If  I have any (small) regrets about leaving Forrester Research, it’s that I miss working with folks like Augie Ray each day. I found his recent research on the growth in the number of people who update their statuses using social media – tools like Facebook, LinkedIn, MySpace, and Twitter – interesting and worth a read.

Forrester has long counseled marketers to follow a simple four-step planning process called POST to set social strategy. POST is an acronym Josh Bernoff coined to remind business people to keep audience first and objectives second on their list of social media priorities.  Understanding your audience involves more than knowing profile information.  In this new social world, marketers must also know where your customers go online and how they interact with social tools already.

Social Technographics is the tool Forrester analysts, including myself during my tenure there, use to categorize online, social behavior.  From a B2B retrospective, I have to say that the tool did not always uncover distinct differences between business technology buyers, IT folks, and technology marketers in various demographic groups. Techies love technology and this fascination produces extensive experimentation with all variety of tools, hence they tend to profile high in most categories.

I found that it was important for marketers to know if the target audience is participating (as Creators, Critics, Joiners, and now Conversationalists), observing (as Collectors or Spectators) or simply inactive socially.  Three categories are easier for B2B marketers to understand than seven, especially since the conversation quickly turns to “So, where do buyers spend their time — on Twitter, Facebook or LinkedIn?” (BTW, Augie’s report offers some good insight on this question in Figure 1.)

Putting the nuances of Social Technographics aside for a moment, I think Augie offers some solid advice for marketers wanting to engage with potential buyers and current customers through social media. For B2B marketers, I would summarize Augie’s list of ways to engage socially-active customers to read:

1) Listen to social conversations. Listening helps marketers learn how to engage socially as well as understand what buyers think about your brand.  Online monitoring tools – like Google Alerts, Radian6, or Biz360 — help here.

2) Use customers to energize others. Social updates are a viral element of online branding – and yes, there can be risks to the brand of doing so. Read Groundswell for a number of examples of what not to do.

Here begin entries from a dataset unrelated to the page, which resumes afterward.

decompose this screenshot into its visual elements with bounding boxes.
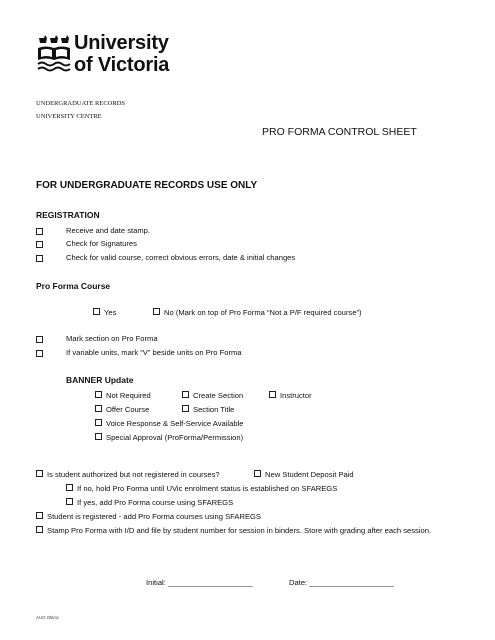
deposit-paid-label: New Student Deposit Paid — [265, 470, 354, 479]
student-registered-option[interactable] — [36, 512, 261, 521]
pro-forma-item-2: If variable units, mark “V” beside units on Pro Forma — [66, 348, 242, 357]
banner-special-approval-option[interactable] — [95, 433, 243, 442]
page-title: PRO FORMA CONTROL SHEET — [262, 126, 417, 138]
checkbox-section-title[interactable] — [182, 405, 189, 412]
checkbox-if-yes[interactable] — [66, 498, 73, 505]
authorized-question-option[interactable] — [36, 470, 220, 479]
initial-line[interactable]: ____________________ — [167, 578, 253, 587]
registration-item-1: Receive and date stamp. — [66, 226, 151, 235]
pro-forma-no-label: No (Mark on top of Pro Forma “Not a P/F required course”) — [164, 308, 362, 317]
checkbox-special-approval[interactable] — [95, 433, 102, 440]
if-no-option[interactable] — [66, 484, 337, 493]
banner-voice-response-option[interactable] — [95, 419, 243, 428]
registration-item-3: Check for valid course, correct obvious errors, date & initial changes — [66, 253, 296, 262]
registration-heading: REGISTRATION — [36, 210, 100, 220]
banner-instructor-option[interactable] — [269, 391, 312, 400]
date-line[interactable]: ____________________ — [309, 578, 394, 587]
banner-offer-course-option[interactable] — [95, 405, 149, 414]
checkbox-receive-date-stamp[interactable] — [36, 228, 43, 235]
pro-forma-course-heading: Pro Forma Course — [36, 281, 111, 291]
registration-item-2: Check for Signatures — [66, 239, 137, 248]
pro-forma-no-option[interactable] — [153, 308, 362, 317]
pro-forma-item-1: Mark section on Pro Forma — [66, 334, 158, 343]
date-field[interactable] — [289, 578, 394, 587]
checkbox-mark-section[interactable] — [36, 336, 43, 343]
checkbox-stamp-pro-forma[interactable] — [36, 526, 43, 533]
banner-create-section-option[interactable] — [182, 391, 243, 400]
banner-update-heading: BANNER Update — [66, 375, 134, 385]
form-revision-code: AUG 05/mc — [36, 615, 60, 620]
checkbox-no[interactable] — [153, 308, 160, 315]
initial-field[interactable] — [146, 578, 252, 587]
checkbox-check-valid-course[interactable] — [36, 255, 43, 262]
checkbox-authorized-not-registered[interactable] — [36, 470, 43, 477]
checkbox-not-required[interactable] — [95, 391, 102, 398]
stamp-pro-forma-label: Stamp Pro Forma with I/D and file by student number for session in binders. Store with grading after each session. — [47, 526, 432, 535]
department-name: UNDERGRADUATE RECORDS — [36, 100, 126, 107]
student-registered-label: Student is registered - add Pro Forma courses using SFAREGS — [47, 512, 261, 521]
university-crest-icon — [36, 34, 72, 78]
checkbox-offer-course[interactable] — [95, 405, 102, 412]
authorized-question-label: Is student authorized but not registered in courses? — [47, 470, 220, 479]
banner-voice-response-label: Voice Response & Self-Service Available — [106, 419, 244, 428]
banner-not-required-label: Not Required — [106, 391, 151, 400]
stamp-pro-forma-option[interactable] — [36, 526, 431, 535]
banner-create-section-label: Create Section — [193, 391, 244, 400]
checkbox-student-registered[interactable] — [36, 512, 43, 519]
deposit-paid-option[interactable] — [254, 470, 354, 479]
university-logo — [36, 30, 186, 82]
banner-section-title-label: Section Title — [193, 405, 235, 414]
if-yes-label: If yes, add Pro Forma course using SFAREGS — [77, 498, 234, 507]
pro-forma-yes-option[interactable] — [93, 308, 116, 317]
checkbox-instructor[interactable] — [269, 391, 276, 398]
banner-not-required-option[interactable] — [95, 391, 151, 400]
section-heading: FOR UNDERGRADUATE RECORDS USE ONLY — [36, 180, 258, 191]
banner-section-title-option[interactable] — [182, 405, 234, 414]
department-location: UNIVERSITY CENTRE — [36, 113, 102, 120]
checkbox-if-no[interactable] — [66, 484, 73, 491]
checkbox-check-signatures[interactable] — [36, 241, 43, 248]
logo-line-university: University — [74, 32, 169, 54]
initial-label: Initial: — [146, 578, 166, 587]
date-label: Date: — [289, 578, 308, 587]
checkbox-variable-units[interactable] — [36, 350, 43, 357]
checkbox-deposit-paid[interactable] — [254, 470, 261, 477]
checkbox-voice-response[interactable] — [95, 419, 102, 426]
banner-special-approval-label: Special Approval (ProForma/Permission) — [106, 433, 244, 442]
if-yes-option[interactable] — [66, 498, 233, 507]
banner-instructor-label: Instructor — [280, 391, 312, 400]
pro-forma-yes-label: Yes — [104, 308, 117, 317]
if-no-label: If no, hold Pro Forma until UVic enrolment status is established on SFAREGS — [77, 484, 338, 493]
logo-line-of-victoria: of Victoria — [74, 54, 170, 76]
checkbox-create-section[interactable] — [182, 391, 189, 398]
checkbox-yes[interactable] — [93, 308, 100, 315]
banner-offer-course-label: Offer Course — [106, 405, 150, 414]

3) Support customers as they support each other. Many companies have begun to support customers by listening to status updates and intervening on behalf of those currently experiencing problems. Most of the examples of what to do – or not do – involve consumer brands. But tech companies adopt this approach with success. The jury is still out about whether responding socially helps to lower customer support costs overall or simply papers over inadequate support processes.

4) Solicit customer feedback and ideas. Those who use your products can be the best source of innovation that other buyers will also want and use.

Most of all, I agree whole-heartedly with his recommendations, namely: listen before you leap, use social tools internally to understand the uses and limitations of each technology, and empower your employees. Marketing alone cannot run the whole social show – it’s definitely a group undertaking.